The Effect of Crystalline Electric Fields on the Paramagnetic Susceptibility of Cupric Salts

Abstract

The paramagnetic susceptibility of the cupric ion in the hexahydrate sulphates Cu${\left(\mathrm{N}{\mathrm{H}}_4\right)}_2$ ${\left(\mathrm{S}{\mathrm{O}}_4\right)}_2$: 6${\mathrm{H}}_2$O and Cu${\mathrm{K}}_2$ ${\left(\mathrm{S}{\mathrm{O}}_4\right)}_2$: 6${\mathrm{H}}_2$O has been computed on the assumption that the crystalline field has monoclinic symmetry but deviates only slightly from cubic symmetry. The computed variation of the magnitudes of the principal susceptibilities with temperature agrees with the data over the limited range of experimental measurements. The mean susceptibility should follow quite closely the simple formula $\chi =\frac{A}{T}+B$, even if the individual susceptibilities do not.
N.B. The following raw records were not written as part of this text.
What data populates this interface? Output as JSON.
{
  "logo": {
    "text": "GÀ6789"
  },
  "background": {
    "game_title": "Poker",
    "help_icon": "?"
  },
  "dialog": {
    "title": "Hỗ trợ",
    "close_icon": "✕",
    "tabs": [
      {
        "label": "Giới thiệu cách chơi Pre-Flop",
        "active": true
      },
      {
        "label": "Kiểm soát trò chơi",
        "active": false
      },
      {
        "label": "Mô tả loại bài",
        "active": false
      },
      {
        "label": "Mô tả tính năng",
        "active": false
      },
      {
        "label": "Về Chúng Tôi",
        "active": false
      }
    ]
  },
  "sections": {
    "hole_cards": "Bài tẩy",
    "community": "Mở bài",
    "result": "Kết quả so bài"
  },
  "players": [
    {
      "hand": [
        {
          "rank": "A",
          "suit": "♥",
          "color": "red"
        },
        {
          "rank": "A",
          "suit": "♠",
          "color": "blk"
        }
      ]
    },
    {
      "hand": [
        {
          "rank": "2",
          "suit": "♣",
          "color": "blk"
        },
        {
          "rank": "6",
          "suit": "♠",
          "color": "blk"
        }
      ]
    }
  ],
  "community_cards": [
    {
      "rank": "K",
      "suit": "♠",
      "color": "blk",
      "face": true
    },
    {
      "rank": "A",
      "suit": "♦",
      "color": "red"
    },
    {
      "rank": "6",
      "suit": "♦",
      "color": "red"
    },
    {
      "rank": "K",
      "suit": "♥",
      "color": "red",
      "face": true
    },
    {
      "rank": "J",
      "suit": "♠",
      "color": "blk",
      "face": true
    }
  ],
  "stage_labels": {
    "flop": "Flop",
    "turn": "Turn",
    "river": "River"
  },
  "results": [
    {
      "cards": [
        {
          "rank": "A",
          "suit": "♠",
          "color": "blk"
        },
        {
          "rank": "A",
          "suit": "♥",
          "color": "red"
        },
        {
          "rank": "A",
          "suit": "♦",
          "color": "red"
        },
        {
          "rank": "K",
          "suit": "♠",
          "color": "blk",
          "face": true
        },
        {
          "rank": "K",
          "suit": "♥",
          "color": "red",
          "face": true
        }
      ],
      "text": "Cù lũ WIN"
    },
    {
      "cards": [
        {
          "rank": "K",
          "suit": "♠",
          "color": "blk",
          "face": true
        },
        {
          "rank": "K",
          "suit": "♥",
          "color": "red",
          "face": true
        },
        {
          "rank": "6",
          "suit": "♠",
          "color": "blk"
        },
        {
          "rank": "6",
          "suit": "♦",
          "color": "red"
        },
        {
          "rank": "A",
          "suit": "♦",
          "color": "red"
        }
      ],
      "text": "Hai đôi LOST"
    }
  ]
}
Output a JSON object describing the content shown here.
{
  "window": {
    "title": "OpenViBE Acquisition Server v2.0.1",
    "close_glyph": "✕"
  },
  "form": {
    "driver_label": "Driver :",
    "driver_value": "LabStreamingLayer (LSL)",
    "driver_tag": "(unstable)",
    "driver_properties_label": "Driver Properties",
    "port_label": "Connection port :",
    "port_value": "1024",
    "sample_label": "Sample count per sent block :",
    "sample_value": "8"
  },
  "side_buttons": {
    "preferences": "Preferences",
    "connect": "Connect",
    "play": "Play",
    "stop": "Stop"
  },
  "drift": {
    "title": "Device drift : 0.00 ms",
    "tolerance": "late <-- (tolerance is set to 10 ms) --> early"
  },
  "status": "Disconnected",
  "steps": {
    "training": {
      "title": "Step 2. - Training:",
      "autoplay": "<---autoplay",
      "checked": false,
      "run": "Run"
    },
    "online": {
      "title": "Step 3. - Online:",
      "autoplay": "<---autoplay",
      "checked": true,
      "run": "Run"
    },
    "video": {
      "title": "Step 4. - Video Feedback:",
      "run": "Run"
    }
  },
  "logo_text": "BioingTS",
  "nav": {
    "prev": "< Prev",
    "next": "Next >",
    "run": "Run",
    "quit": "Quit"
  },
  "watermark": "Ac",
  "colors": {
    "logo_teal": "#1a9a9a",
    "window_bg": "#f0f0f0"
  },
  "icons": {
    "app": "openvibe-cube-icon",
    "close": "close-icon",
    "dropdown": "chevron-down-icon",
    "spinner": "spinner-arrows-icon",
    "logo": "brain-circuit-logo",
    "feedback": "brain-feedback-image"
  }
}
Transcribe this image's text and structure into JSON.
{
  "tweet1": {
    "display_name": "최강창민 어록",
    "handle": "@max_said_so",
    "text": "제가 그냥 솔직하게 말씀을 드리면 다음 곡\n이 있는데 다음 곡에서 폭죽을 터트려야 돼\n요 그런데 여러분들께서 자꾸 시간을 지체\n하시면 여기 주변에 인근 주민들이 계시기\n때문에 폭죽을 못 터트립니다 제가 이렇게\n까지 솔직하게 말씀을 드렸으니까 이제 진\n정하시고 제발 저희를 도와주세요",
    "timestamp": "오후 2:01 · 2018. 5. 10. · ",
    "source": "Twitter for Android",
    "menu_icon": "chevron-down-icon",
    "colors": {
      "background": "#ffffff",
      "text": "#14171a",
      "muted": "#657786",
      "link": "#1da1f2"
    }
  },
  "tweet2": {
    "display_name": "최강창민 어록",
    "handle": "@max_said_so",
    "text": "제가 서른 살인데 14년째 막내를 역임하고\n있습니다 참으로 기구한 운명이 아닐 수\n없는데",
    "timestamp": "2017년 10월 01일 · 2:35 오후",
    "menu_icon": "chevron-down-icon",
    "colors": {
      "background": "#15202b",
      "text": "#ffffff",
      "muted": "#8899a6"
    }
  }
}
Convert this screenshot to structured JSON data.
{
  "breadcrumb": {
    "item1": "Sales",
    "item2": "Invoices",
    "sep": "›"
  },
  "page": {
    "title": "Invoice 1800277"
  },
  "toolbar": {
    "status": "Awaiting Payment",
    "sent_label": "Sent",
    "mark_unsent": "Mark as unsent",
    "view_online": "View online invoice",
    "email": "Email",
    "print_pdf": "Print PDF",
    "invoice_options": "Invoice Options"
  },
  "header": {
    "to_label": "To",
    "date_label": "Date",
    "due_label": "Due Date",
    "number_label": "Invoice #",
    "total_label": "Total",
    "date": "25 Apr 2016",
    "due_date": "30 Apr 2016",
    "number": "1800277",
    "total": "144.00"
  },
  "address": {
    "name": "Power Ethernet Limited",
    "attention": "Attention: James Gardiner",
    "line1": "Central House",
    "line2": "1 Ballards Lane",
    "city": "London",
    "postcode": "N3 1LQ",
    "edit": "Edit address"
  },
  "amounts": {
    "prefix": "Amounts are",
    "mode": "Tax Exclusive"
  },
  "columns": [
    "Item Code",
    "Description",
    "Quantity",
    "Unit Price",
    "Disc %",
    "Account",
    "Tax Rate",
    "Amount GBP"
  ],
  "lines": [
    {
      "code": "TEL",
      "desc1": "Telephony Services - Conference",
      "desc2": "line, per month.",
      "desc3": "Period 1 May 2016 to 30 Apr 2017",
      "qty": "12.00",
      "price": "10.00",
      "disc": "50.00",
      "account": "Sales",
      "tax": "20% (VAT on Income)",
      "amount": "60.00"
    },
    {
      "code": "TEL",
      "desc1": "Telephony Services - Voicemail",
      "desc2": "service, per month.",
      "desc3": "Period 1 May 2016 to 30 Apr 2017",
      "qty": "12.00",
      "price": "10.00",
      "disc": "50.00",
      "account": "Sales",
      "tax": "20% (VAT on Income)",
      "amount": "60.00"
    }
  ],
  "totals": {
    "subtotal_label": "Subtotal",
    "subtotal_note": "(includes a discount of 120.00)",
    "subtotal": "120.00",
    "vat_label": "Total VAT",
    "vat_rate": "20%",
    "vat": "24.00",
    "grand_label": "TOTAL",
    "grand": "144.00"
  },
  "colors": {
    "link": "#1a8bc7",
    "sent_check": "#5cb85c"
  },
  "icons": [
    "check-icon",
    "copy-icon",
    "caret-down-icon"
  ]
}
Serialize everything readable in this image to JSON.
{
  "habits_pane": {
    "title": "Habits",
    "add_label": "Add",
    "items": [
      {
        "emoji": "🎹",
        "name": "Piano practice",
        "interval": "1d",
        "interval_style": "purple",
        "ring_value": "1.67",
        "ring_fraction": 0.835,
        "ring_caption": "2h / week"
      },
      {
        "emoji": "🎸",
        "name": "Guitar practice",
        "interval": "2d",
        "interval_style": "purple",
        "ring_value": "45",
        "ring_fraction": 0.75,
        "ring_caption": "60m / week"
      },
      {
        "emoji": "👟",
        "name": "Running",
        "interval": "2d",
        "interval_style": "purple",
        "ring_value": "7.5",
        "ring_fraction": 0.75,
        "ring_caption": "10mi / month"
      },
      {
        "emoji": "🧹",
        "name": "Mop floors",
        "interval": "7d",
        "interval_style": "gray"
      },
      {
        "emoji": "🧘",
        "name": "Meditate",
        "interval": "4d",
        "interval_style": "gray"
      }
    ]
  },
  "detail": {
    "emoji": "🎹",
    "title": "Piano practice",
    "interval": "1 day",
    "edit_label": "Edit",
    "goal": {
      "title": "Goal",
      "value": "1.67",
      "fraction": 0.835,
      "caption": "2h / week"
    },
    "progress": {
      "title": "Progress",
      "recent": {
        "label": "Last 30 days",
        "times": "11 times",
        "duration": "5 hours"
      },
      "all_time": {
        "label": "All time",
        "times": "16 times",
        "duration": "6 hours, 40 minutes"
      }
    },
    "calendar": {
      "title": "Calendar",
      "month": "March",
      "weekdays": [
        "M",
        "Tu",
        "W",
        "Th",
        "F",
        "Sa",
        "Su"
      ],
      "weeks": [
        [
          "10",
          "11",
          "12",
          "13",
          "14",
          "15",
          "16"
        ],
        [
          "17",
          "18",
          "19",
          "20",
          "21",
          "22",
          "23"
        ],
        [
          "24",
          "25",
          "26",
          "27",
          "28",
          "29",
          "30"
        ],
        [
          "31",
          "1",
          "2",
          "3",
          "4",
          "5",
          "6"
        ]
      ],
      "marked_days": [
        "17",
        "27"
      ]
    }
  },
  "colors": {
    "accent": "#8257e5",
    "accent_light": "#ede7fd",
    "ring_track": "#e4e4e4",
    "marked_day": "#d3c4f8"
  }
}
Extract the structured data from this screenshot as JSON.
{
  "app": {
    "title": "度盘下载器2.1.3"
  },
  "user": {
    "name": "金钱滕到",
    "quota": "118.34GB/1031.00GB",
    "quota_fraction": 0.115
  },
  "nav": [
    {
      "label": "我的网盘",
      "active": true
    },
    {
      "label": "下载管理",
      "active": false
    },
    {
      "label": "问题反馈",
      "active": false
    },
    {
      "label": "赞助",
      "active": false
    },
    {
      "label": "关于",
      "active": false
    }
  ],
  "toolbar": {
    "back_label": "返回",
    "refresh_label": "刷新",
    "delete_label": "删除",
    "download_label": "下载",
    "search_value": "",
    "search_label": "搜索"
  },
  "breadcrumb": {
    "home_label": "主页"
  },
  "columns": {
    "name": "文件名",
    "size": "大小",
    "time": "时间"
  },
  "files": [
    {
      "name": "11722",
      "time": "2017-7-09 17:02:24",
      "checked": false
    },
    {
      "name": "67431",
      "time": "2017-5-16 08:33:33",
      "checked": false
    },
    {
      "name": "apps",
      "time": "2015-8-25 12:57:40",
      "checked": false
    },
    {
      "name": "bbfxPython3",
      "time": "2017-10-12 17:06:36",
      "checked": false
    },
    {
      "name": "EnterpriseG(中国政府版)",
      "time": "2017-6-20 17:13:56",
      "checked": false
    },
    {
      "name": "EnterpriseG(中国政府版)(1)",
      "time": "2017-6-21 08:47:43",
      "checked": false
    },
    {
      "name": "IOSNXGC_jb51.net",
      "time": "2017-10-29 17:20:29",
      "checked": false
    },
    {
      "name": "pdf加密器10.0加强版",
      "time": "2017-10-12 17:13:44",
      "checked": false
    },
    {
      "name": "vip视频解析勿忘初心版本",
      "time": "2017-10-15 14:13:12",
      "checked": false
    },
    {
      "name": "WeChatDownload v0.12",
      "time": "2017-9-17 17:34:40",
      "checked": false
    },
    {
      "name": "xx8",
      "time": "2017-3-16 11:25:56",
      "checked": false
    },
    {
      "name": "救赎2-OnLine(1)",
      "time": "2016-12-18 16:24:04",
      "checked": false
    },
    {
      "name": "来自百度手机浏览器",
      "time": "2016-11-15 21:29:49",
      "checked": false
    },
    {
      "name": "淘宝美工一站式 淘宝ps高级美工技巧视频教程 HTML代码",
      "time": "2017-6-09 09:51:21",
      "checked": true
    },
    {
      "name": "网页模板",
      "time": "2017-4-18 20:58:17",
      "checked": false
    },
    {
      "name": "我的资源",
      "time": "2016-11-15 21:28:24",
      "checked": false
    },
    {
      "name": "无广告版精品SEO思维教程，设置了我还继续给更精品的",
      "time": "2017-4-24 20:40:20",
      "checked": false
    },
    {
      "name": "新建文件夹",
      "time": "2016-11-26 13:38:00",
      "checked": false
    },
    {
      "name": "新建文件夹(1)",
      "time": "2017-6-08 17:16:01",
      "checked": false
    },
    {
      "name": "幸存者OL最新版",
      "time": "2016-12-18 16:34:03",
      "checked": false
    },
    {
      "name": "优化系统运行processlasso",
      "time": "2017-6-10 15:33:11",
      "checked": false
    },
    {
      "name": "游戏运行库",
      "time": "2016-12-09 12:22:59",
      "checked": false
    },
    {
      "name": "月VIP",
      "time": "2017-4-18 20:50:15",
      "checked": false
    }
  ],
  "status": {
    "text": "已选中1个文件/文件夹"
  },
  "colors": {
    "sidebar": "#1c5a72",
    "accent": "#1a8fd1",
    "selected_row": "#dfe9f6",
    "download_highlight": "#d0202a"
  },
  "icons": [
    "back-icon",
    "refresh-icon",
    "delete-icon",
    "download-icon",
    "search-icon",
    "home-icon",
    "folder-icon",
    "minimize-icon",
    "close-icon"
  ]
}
This agrees very well with the observations of de Haas and Gorter on the mean susceptibility of CuS${\mathrm{O}}_4$: 5${\mathrm{H}}_2$O for the temperature range 14°K to 290°K. In a rhombic field, such as was previously used by Schlapp and Penney for calculations on ${\mathrm{Co}}^{++}$ and ${\mathrm{Ni}}^{++}$, the directions of the principal magnetic axes are independent of temperature, while the more general monoclinic field gives a rotation of the magnetic axes as the temperature is varied. The calculated variation of the direction of the principal axes with temperature in ${\mathrm{Cu}}^{++}$ is in qualitative accord with the observations of Bartlett, but the numerical agreement is not very good. The introduction of an exceedingly asymmetrical diamagnetic correction greatly improves the agreement for the potassium salt, but more likely, the large rotations observed by Bartlett are due to allotropic changes, since the temperature range is not far below the temperatures at which dehydration and decomposition take place. From the choice of parameters which give agreement with the magnetic data, conclusions are drawn about the structures of these crystals.